The Fitzgeralds have no war medals in the family chest. But they're not short of the odd artist and actor. Sarah Fitzgerald, Tara's Irish mother, is a portrait photographer. Her stepfather, Norman Rodway, who died last year, was an RSC stalwart. Her cousin, Jennifer Johnston, is a novelist. And her great aunt, Geraldine Fitzgerald, acted with Laurence Olivier in Wuthering Heights (1939).
Her real father, an Italian-born artist, Michael Callaby, died tragically when Tara was 11. Suffering bouts of black depression, he committed suicide. A detail that Fitzgerald wasn't told until she was 19. That, and an ectopic pregnancy, understandably made her first year at the Drama Centre in London less than delirious.
Trauma, like stardom, does strange things to people, but it rarely makes them sane. Fitzgerald is a sparkling exception. After graduating, she landed a part in Peter Chelsom's maudlin film Hear My Song (1991), which won rave reviews.
Beefy television roles, notably The Camomile Lawn, followed. Then media hell seemed to break loose. In the 1990s, she headed the shortlist of British temptresses who could do no wrong. Her abhorrence of political correctness was as refreshing as her carefree attitude to nudity. It helped her secure roles opposite some of the most glamorous squeezes to be had on screen and stage, including Ewan McGregor in Brassed Off, Hugh Grant in Sirens and an award-winning turn as Ophelia to Ralph Fiennes's Hamlet.
Yet unlike her fellow sexpots - Helena Bonham Carter, Catherine Zeta-Jones, Kate Winslet, Rachel Weisz and Kate Beckinsale - Fitzgerald has never quite cut the mustard in Hollywood and I'm not sure why. "I had an obsession as a child that I would live the Hollywood life," she says. "And then it just didn't happen."
Projects were offered, but nothing fitted. "You have to have a particular personality to go out there and scratch around - unless you're really lucky. Even then I think they come and find you. That might be naive reasoning, but Kate Winslet and Rachel Weisz were both cast for big films on these shores so they probably knew what they were looking for."
Has it been a source of frustration? "Hollywood does give you a springboard. I read that after doing The Mummy, Rachel can pretty much do more or less what she wants. In that respect it gives you a sort of freedom. But you need to find the right vehicle. She was perfect casting for The Mummy. I'd need to find an equally true part for me to do - if that doesn't sound too worthy."

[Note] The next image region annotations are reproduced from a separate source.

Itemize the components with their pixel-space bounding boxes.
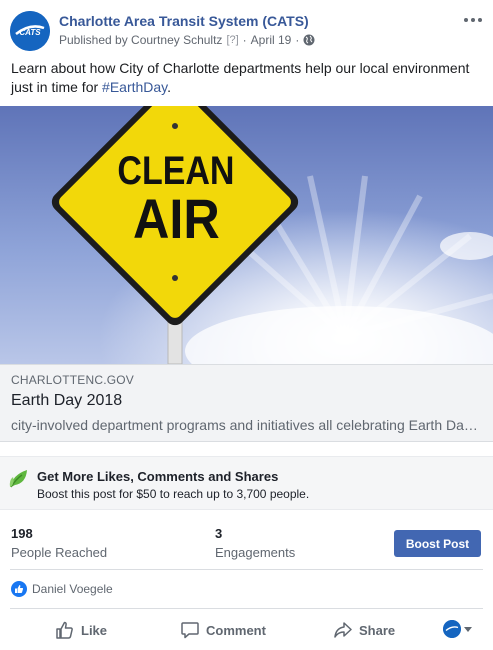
like-label: Like [81,622,108,638]
people-reached-label: People Reached [11,545,108,560]
link-domain: CHARLOTTENC.GOV [11,373,135,387]
link-title[interactable]: Earth Day 2018 [11,392,122,410]
page-name-link[interactable]: Charlotte Area Transit System (CATS) [59,13,309,29]
comment-icon [181,622,199,639]
divider [10,608,483,609]
post-meta: Published by Courtney Schultz [?] · Apri… [59,33,315,47]
boost-promo-title: Get More Likes, Comments and Shares [37,469,279,484]
post-text-end: . [167,79,172,95]
published-by[interactable]: Published by Courtney Schultz [59,33,222,47]
globe-icon[interactable] [303,34,315,46]
sign-text-clean: CLEAN [117,147,234,192]
post-date[interactable]: April 19 [251,33,292,47]
engagements-value[interactable]: 3 [215,526,222,541]
page-avatar[interactable]: CATS [10,11,50,51]
post-text-body: Learn about how City of Charlotte depart… [11,60,470,95]
share-arrow-icon [334,622,352,638]
link-preview-image[interactable]: CLEAN AIR [0,106,493,364]
facebook-post: CATS Charlotte Area Transit System (CATS… [0,0,493,650]
sign-text-air: AIR [133,189,220,251]
help-marker[interactable]: [?] [226,34,238,46]
people-reached-value[interactable]: 198 [11,526,33,541]
link-description: city-involved department programs and in… [11,417,481,433]
share-button[interactable]: Share [333,618,395,642]
reactor-name[interactable]: Daniel Voegele [32,582,113,596]
post-message: Learn about how City of Charlotte depart… [11,59,481,97]
share-label: Share [359,622,396,638]
leaf-icon [9,470,27,488]
thumbs-up-icon [56,621,73,639]
boost-promo[interactable]: Get More Likes, Comments and Shares Boos… [0,456,493,510]
boost-promo-subtitle: Boost this post for $50 to reach up to 3… [37,487,310,501]
boost-post-button[interactable]: Boost Post [394,530,481,557]
link-preview-card[interactable]: CHARLOTTENC.GOV Earth Day 2018 city-invo… [0,364,493,442]
hashtag-link[interactable]: #EarthDay [102,79,167,95]
like-reaction-icon[interactable] [11,581,27,597]
more-options-icon[interactable] [463,10,483,30]
post-as-page-selector[interactable] [443,620,472,638]
divider [10,569,483,570]
meta-separator-2: · [295,33,300,47]
like-button[interactable]: Like [55,618,107,642]
comment-label: Comment [206,622,266,638]
page-avatar-small [443,620,461,638]
chevron-down-icon [464,626,472,632]
avatar-logo-text: CATS [19,28,41,37]
meta-separator: · [242,33,247,47]
comment-button[interactable]: Comment [180,618,266,642]
engagements-label: Engagements [215,545,296,560]
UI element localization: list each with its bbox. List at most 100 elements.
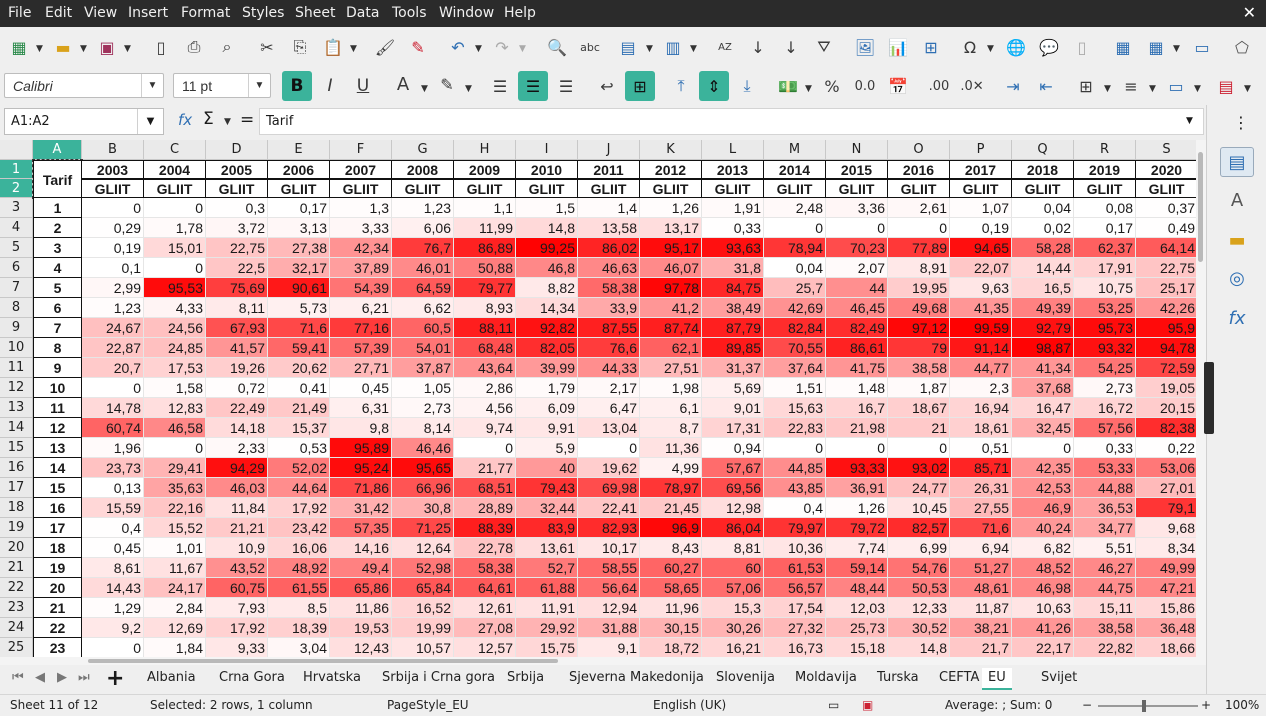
spellcheck-icon[interactable]: abc xyxy=(577,34,603,60)
data-cell[interactable]: 7,74 xyxy=(826,538,888,558)
sheet-tab[interactable]: Albania xyxy=(147,670,196,685)
data-cell[interactable]: 0,04 xyxy=(764,258,826,278)
zoom-in-icon[interactable]: + xyxy=(1201,698,1211,712)
clone-formatting-icon[interactable]: 🖌 xyxy=(372,34,398,60)
language[interactable]: English (UK) xyxy=(653,698,726,712)
add-sheet-icon[interactable]: + xyxy=(106,666,124,691)
data-cell[interactable]: 0 xyxy=(1012,438,1074,458)
data-cell[interactable]: 25,17 xyxy=(1136,278,1196,298)
data-cell[interactable]: 79,1 xyxy=(1136,498,1196,518)
data-cell[interactable]: 0,4 xyxy=(764,498,826,518)
unit-header-cell[interactable]: GLIIT xyxy=(950,179,1012,198)
data-cell[interactable]: 0 xyxy=(888,218,950,238)
data-cell[interactable]: 71,86 xyxy=(330,478,392,498)
menu-edit[interactable]: Edit xyxy=(45,5,72,21)
menu-tools[interactable]: Tools xyxy=(392,5,427,21)
unit-header-cell[interactable]: GLIIT xyxy=(516,179,578,198)
data-cell[interactable]: 20,7 xyxy=(82,358,144,378)
data-cell[interactable]: 88,39 xyxy=(454,518,516,538)
sheet-tab[interactable]: Sjeverna Makedonija xyxy=(569,670,704,685)
sheet-tab[interactable]: Moldavija xyxy=(795,670,857,685)
sidebar-collapse-handle[interactable] xyxy=(1204,362,1214,434)
data-cell[interactable]: 9,68 xyxy=(1136,518,1196,538)
data-cell[interactable]: 82,93 xyxy=(578,518,640,538)
data-cell[interactable]: 43,52 xyxy=(206,558,268,578)
zoom-slider-handle[interactable] xyxy=(1142,700,1146,712)
data-cell[interactable]: 3,13 xyxy=(268,218,330,238)
data-cell[interactable]: 2,3 xyxy=(950,378,1012,398)
year-header-cell[interactable]: 2015 xyxy=(826,160,888,179)
data-cell[interactable]: 86,02 xyxy=(578,238,640,258)
tarif-cell[interactable]: 16 xyxy=(33,498,82,518)
data-cell[interactable]: 8,43 xyxy=(640,538,702,558)
data-cell[interactable]: 86,89 xyxy=(454,238,516,258)
tarif-cell[interactable]: 3 xyxy=(33,238,82,258)
previous-sheet-icon[interactable]: ◀ xyxy=(35,670,45,685)
data-cell[interactable]: 1,05 xyxy=(392,378,454,398)
data-cell[interactable]: 2,73 xyxy=(392,398,454,418)
data-cell[interactable]: 25,73 xyxy=(826,618,888,638)
data-cell[interactable]: 33,9 xyxy=(578,298,640,318)
year-header-cell[interactable]: 2004 xyxy=(144,160,206,179)
column-icon[interactable]: ▥ xyxy=(660,34,686,60)
data-cell[interactable]: 6,21 xyxy=(330,298,392,318)
data-cell[interactable]: 1,58 xyxy=(144,378,206,398)
chevron-down-icon[interactable]: ▼ xyxy=(805,84,812,94)
data-cell[interactable]: 77,89 xyxy=(888,238,950,258)
row-header[interactable]: 4 xyxy=(0,218,33,238)
column-header[interactable]: B xyxy=(82,140,144,160)
data-cell[interactable]: 9,01 xyxy=(702,398,764,418)
data-cell[interactable]: 57,67 xyxy=(702,458,764,478)
data-cell[interactable]: 1,29 xyxy=(82,598,144,618)
row-header[interactable]: 17 xyxy=(0,478,33,498)
data-cell[interactable]: 0,04 xyxy=(1012,198,1074,218)
print-icon[interactable]: ⎙ xyxy=(181,34,207,60)
data-cell[interactable]: 4,33 xyxy=(144,298,206,318)
tarif-cell[interactable]: 11 xyxy=(33,398,82,418)
data-cell[interactable]: 0 xyxy=(144,438,206,458)
data-cell[interactable]: 13,17 xyxy=(640,218,702,238)
align-left-icon[interactable]: ☰ xyxy=(487,73,513,99)
year-header-cell[interactable]: 2011 xyxy=(578,160,640,179)
data-cell[interactable]: 72,59 xyxy=(1136,358,1196,378)
data-cell[interactable]: 0 xyxy=(888,438,950,458)
data-cell[interactable]: 70,23 xyxy=(826,238,888,258)
data-cell[interactable]: 54,39 xyxy=(330,278,392,298)
data-cell[interactable]: 15,59 xyxy=(82,498,144,518)
data-cell[interactable]: 57,56 xyxy=(1074,418,1136,438)
data-cell[interactable]: 9,33 xyxy=(206,638,268,657)
sheet-tab[interactable]: Slovenija xyxy=(716,670,775,685)
data-cell[interactable]: 22,78 xyxy=(454,538,516,558)
data-cell[interactable]: 17,31 xyxy=(702,418,764,438)
column-header[interactable]: K xyxy=(640,140,702,160)
data-cell[interactable]: 67,93 xyxy=(206,318,268,338)
data-cell[interactable]: 44,85 xyxy=(764,458,826,478)
clear-formatting-icon[interactable]: ✎ xyxy=(405,34,431,60)
unit-header-cell[interactable]: GLIIT xyxy=(454,179,516,198)
data-cell[interactable]: 79,72 xyxy=(826,518,888,538)
navigator-icon[interactable]: ◎ xyxy=(1220,263,1254,293)
data-cell[interactable]: 28,89 xyxy=(454,498,516,518)
data-cell[interactable]: 42,26 xyxy=(1136,298,1196,318)
year-header-cell[interactable]: 2014 xyxy=(764,160,826,179)
data-cell[interactable]: 3,36 xyxy=(826,198,888,218)
row-header[interactable]: 12 xyxy=(0,378,33,398)
gallery-icon[interactable]: ▬ xyxy=(1220,225,1254,255)
row-header[interactable]: 18 xyxy=(0,498,33,518)
undo-icon[interactable]: ↶ xyxy=(445,34,471,60)
data-cell[interactable]: 53,25 xyxy=(1074,298,1136,318)
data-cell[interactable]: 44,77 xyxy=(950,358,1012,378)
chevron-down-icon[interactable]: ▼ xyxy=(137,109,163,134)
data-cell[interactable]: 0 xyxy=(82,198,144,218)
data-cell[interactable]: 57,06 xyxy=(702,578,764,598)
data-cell[interactable]: 41,34 xyxy=(1012,358,1074,378)
data-cell[interactable]: 16,7 xyxy=(826,398,888,418)
zoom-slider[interactable] xyxy=(1098,705,1198,707)
data-cell[interactable]: 1,23 xyxy=(392,198,454,218)
data-cell[interactable]: 0 xyxy=(144,258,206,278)
data-cell[interactable]: 12,57 xyxy=(454,638,516,657)
data-cell[interactable]: 61,88 xyxy=(516,578,578,598)
italic-button[interactable]: I xyxy=(317,73,343,99)
expand-formula-bar-icon[interactable]: ▼ xyxy=(1186,116,1193,126)
year-header-cell[interactable]: 2003 xyxy=(82,160,144,179)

Despite the odd homegrown stinker (the thriller Rancid Aluminium, for one), the Europeans love her. In the past year she has made two more films yet to be released: I Capture the Castle, based on a Dodie Smith novel; and Secret Passage, about the Spanish Inquisition and the Jewish Diaspora to Istanbul, which has her wheedling out the secret of Venetian glass-making from an Italian noble (played by John Turturro).
The appetite for endless television sagas has dried up somewhat but Fitzgerald has other concerns. She's married to the actor John Sharion, whom she memorably played opposite as Blanche to his Stanley in a dynamic production of A Streetcar Named Desire at the Bristol Old Vic. Now there are babies to think about. Or maybe not.
"I don't know," she confesses. "I'd like it if it just sort of happened. I don't know if it can sort of happen. (She lost a fallopian tube in the ectopic pregnancy.) Were I to have a baby, I'm the kind of person who would go, 'Right, that's it. I want to be with my child'. Enough of my friends and sisters have kids for me to know it's devotional. But it's best not to think about it too much. That's the truth of it."
The older, wiser Fitzgerald knows the truth only hurts those that fear it.